POLITICALLY motivated over-employment and early retirement in the public sector is still wrecking chances of economic growth in the north, union and business leaders said yesterday.
The comments came after figures released by Cyprus Turkish Civil Servants Union (KTAMS) revealed that the number of retirement pensions paid by the ‘government’ was all but equal to the number of worker salaries paid.
While just over 14,000 people collect administration salaries each month, 11,600-odd receive pensions, the figures said.
“The ratio of workers to retired people should be four to one. But is it barely two to one,” Turkish Cypriot trades unionist Ozay Andic said, adding that while governments can usually expect to pay pensions for 10 to 12 years after a person retires, in north Cyprus they were commonly being paid for up to 30 years.

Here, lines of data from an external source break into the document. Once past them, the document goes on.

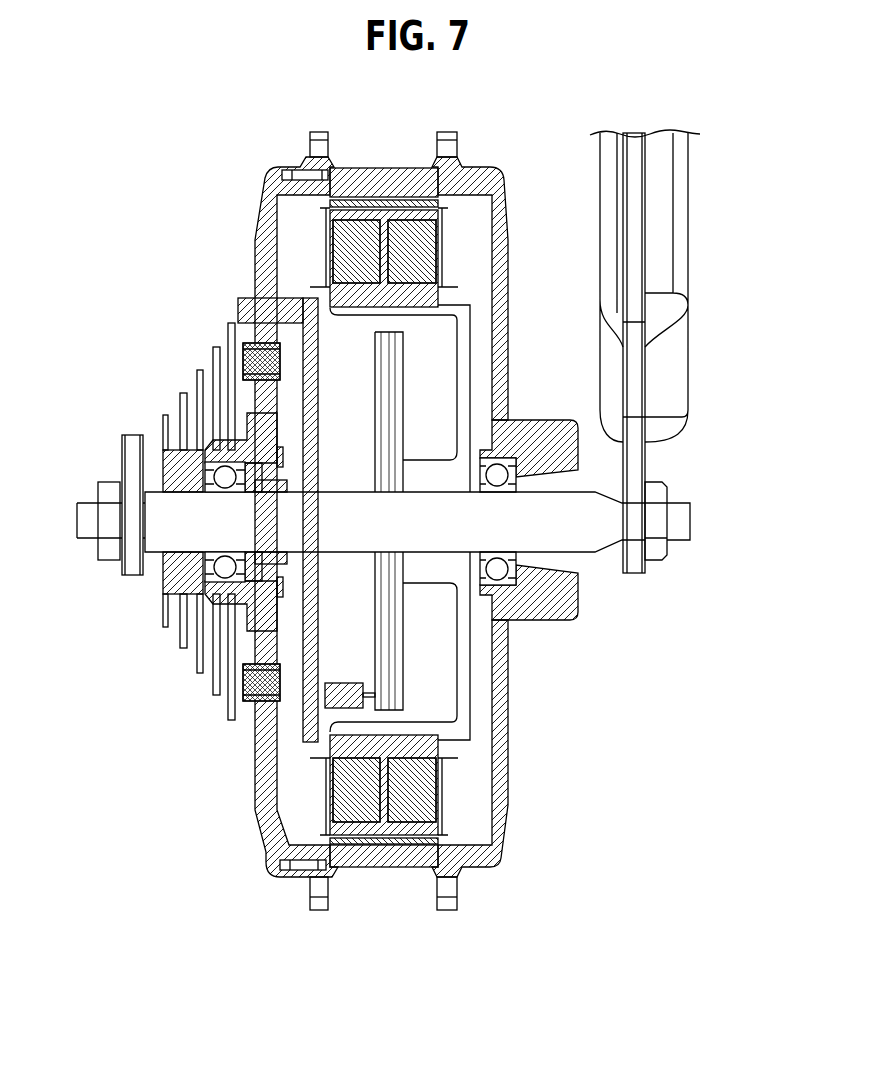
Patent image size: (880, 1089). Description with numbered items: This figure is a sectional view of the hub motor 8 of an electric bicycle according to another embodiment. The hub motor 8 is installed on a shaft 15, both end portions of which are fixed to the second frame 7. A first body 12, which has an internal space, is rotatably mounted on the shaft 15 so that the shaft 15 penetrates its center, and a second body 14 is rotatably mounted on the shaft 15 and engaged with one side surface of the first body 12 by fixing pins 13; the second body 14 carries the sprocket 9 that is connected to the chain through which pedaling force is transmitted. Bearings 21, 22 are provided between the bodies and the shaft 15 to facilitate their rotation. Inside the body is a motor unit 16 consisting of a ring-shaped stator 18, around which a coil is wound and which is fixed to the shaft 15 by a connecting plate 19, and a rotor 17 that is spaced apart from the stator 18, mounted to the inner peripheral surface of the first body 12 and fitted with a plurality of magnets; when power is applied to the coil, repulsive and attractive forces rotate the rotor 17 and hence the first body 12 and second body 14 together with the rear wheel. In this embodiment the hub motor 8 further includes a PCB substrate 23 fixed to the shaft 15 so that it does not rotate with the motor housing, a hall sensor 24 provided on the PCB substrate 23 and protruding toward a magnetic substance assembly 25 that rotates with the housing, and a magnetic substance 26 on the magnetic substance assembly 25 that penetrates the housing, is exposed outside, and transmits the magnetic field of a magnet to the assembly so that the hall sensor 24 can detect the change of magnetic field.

The second frame 7 is at (132, 455).
The hub motor 8 is at (236, 855).
The sprocket 9 is at (163, 420).
The first body 12 is at (270, 817).
The fixing pins 13 is at (253, 393).
The second body 14 is at (242, 355).
The shaft 15 is at (682, 518).
The motor unit 16 is at (458, 815).
The rotor 17 is at (397, 858).
The stator 18 is at (366, 800).
The connecting plate 19 is at (467, 667).
The bearing 21 is at (535, 443).
The bearing 22 is at (213, 457).
The PCB substrate 23 is at (395, 687).
The hall sensor 24 is at (325, 695).
The magnetic substance assembly 25 is at (300, 737).
The magnetic substance 26 is at (238, 307).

“In a country where 80 to 85 per cent of locally collected taxes go towards paying state salaries and pensions, it is unavoidable that this will create problems, because nothing is then left to invest in projects that would create real employment,” Andic added.
Fellow unionist Mehmet Ozkardas, head of the Civil Sevants Union (KAMU-SEN), said part of the blame rested with previous leaderships that had used employment as a way of maintaining political power “by allowing people to draw pensions after working for just five years in the state sector”.
The economic implications of the policy, he added, were that those retiring early had then taken up jobs in the private sector, effectively earning two salaries and blocking positions that might have been taken up by the genuinely unemployed.
But while changes in the law now make it more difficult for public sector employees to retire under the age of 55, over-employment and under production in the public sector remained a major obstacle for development of the private sector, Ozkardas said.
Head of north Nicosia-based Toros Trading’s Fikri Tosos agreed, telling the Cyprus Mail, “If you have a job that requires 10 people, and you employ 50 people to do it, you can guarantee that it won’t get done.”
Over-employment in the public sector also meant that very little cash was left over for investment in the infrastructure – something that further inhibited development of a healthy private sector.
Over-employment, Toros said, stemmed from the practice of providing jobs in return for political support. He gave the example of ‘state’-run Cyprus Turkish Airlines, (CTA), which he said was currently in the process of employing 1,200 new staff.
“The number should not exceed 400. After all, they only have five planes,” Toros said, adding: “Offering jobs is a tremendous way to attract votes”.
Toros also pointed to another practice whereby those in the higher echelons of power within public corporations were laid off, but continued receiving their salaries, when the administration that employed them was voted out of office. An example he gave was the ‘state’ broadcaster BRT.
“There are 800 people working for BRT, but only around 600 go to work.”
The remaining 200, he said, were employed by the previous administration and now get paid their full salaries to stay at home.
The Nicosia businessman believes that far from tackling the problem of an over-inflated public sector, the current administration has been either unable or unwilling to tackle an economic reality that it knows is at the heart of north Cyprus’ enfeebled economy.
“For five months of the year, civil servants work for just half a day.
“Teachers teach privately in the afternoons; others work on farms or in shops. This is totally illegal and none of these earnings are declared, but everyone turns a blind eye”.